Afternoon links: Diversity and Barbie edition.

  • From Cheryl Klein, editor extraordinaire: Black and White and Read All Over: Diversity and Inequity in Children’s Publishing. "I believe multiple things HAVE changed for the better since I wrote this:  The editors’ organization I mention, Diversity in Books, became the Children’s Book Council’s Diversity Committee, which (among many other things) works for the kind of editorial education and diverse recruitment efforts I suggest below. Both SCBWI and many reviewers and children’s media sites are paying increased attention to diversity and diverse books, and I’ve been seeing more diverse authors at SCBWI conferences, and more such characters in my submission pile."
  • At SLJ: We Need Diverse Books Announces Publishing Internship Project. "The new WNDB Publishing Internship Project will help support internships to give greater opportunities to individuals from diverse backgrounds who wish to begin careers in publishing. Working with publishers and educational institutions, the WNDB Publishing Internship Project will be helmed by award-winning author Linda Sue Park."
  • At Lee & Low: Big News in Diversity: Big Hero 6 Tops Box Office. "This isn’t just a win for Disney and Big Hero 6—it’s a win for diversity, and those who make the argument that diversity sells. Big Hero 6 takes place in a future “San Fransokyo” and features an extremely diverse cast of characters: Go Go Tomago, Tadashi, Wasabi, Honey Lemon, and Fred. And, unlike some cartoons, it doesn’t whitewash its casting: the voices behind the characters are just as diverse as the characters themselves.
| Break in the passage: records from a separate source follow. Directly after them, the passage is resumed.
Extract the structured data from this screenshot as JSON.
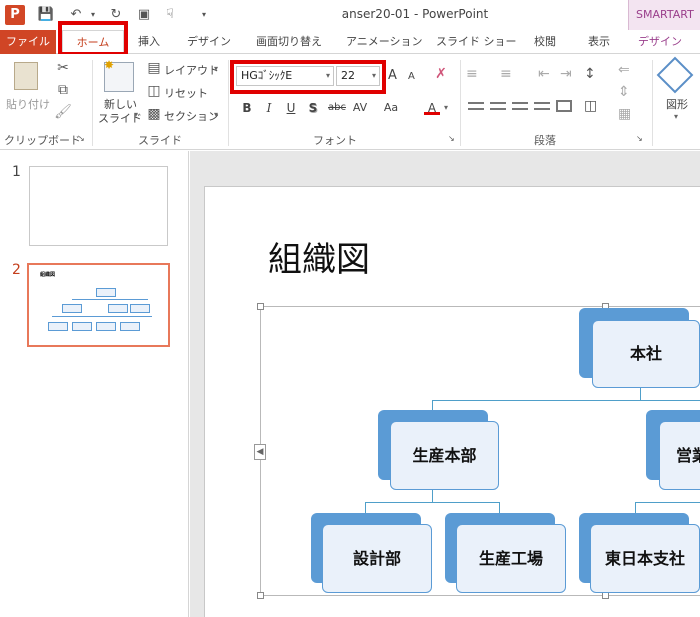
{
  "window": {
    "title": "anser20-01 - PowerPoint",
    "contextual_tab": "SMARTART"
  },
  "qat": {
    "save_icon": "save-icon",
    "undo_icon": "undo-icon",
    "redo_icon": "redo-icon"
  },
  "tabs": [
    "ファイル",
    "ホーム",
    "挿入",
    "デザイン",
    "画面切り替え",
    "アニメーション",
    "スライド ショー",
    "校閲",
    "表示",
    "デザイン"
  ],
  "ribbon": {
    "clipboard": {
      "paste": "貼り付け",
      "label": "クリップボード"
    },
    "slides": {
      "new_slide_line1": "新しい",
      "new_slide_line2": "スライド",
      "layout": "レイアウト",
      "reset": "リセット",
      "section": "セクション",
      "label": "スライド"
    },
    "font": {
      "name": "HGｺﾞｼｯｸE",
      "size": "22",
      "label": "フォント",
      "bold": "B",
      "italic": "I",
      "underline": "U",
      "shadow": "S",
      "strike": "abc",
      "spacing": "AV",
      "case": "Aa",
      "color": "A",
      "grow": "A",
      "shrink": "A"
    },
    "paragraph": {
      "label": "段落"
    },
    "drawing": {
      "shape": "図形"
    }
  },
  "thumbnails": [
    {
      "number": "1"
    },
    {
      "number": "2",
      "title": "組織図"
    }
  ],
  "slide": {
    "title": "組織図",
    "nodes": {
      "root": "本社",
      "level2_left": "生産本部",
      "level2_right": "営業",
      "level3_1": "設計部",
      "level3_2": "生産工場",
      "level3_3": "東日本支社"
    }
  },
  "colors": {
    "accent": "#d04525",
    "highlight": "#e00000",
    "node_fill": "#5b9bd5",
    "node_front": "#eaf1fa"
  }
}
Hiro, Tadashi, and Go Go are all voiced by Asian American Actors (Ryan Potter, Daniel Henney, and Jamie Chung, respectively) and the diverse cast is rounded out by Damon Wayans Jr. (Wasabi), Genesis Rodriguez (Honey Lemon), and Maya Rudolph (Cass)."
  • At Nathan Bransford: What the cover of "About a Girl" says about today's publishing world. "And yet even with those boundaries redrawn, something as simple as two fully-clothed girls kissing on a cover is something that somehow has eluded the industry's norms."
  • At InfoAdvisors: Refactoring Computer Engineer Barbie. "In this review of Barbie I Can Be…A Computer Engineer, I will point out the parts that set a lousy role model for girls and offer suggestions on how it can be refactored to make it better.  Just like in software refactoring, I’m not going to change the functionality of the book, but I’m going to improve the /code/ words to leave it better." LOVE this for not only pointing out the problematic passages, but suggesting how they could have been avoided AS WELL AS not pink-shaming. (via dot)
  • At the Daily Dot: Geek girls reject sexist Barbie book's message by remixing it. "Next they talk about how easily stereotyped they are because they both love pink and like "girly" things. They agree to keep liking all of the above, because "you can like pink and be a really good programmer." Elle Woods couldn't have said it better herself."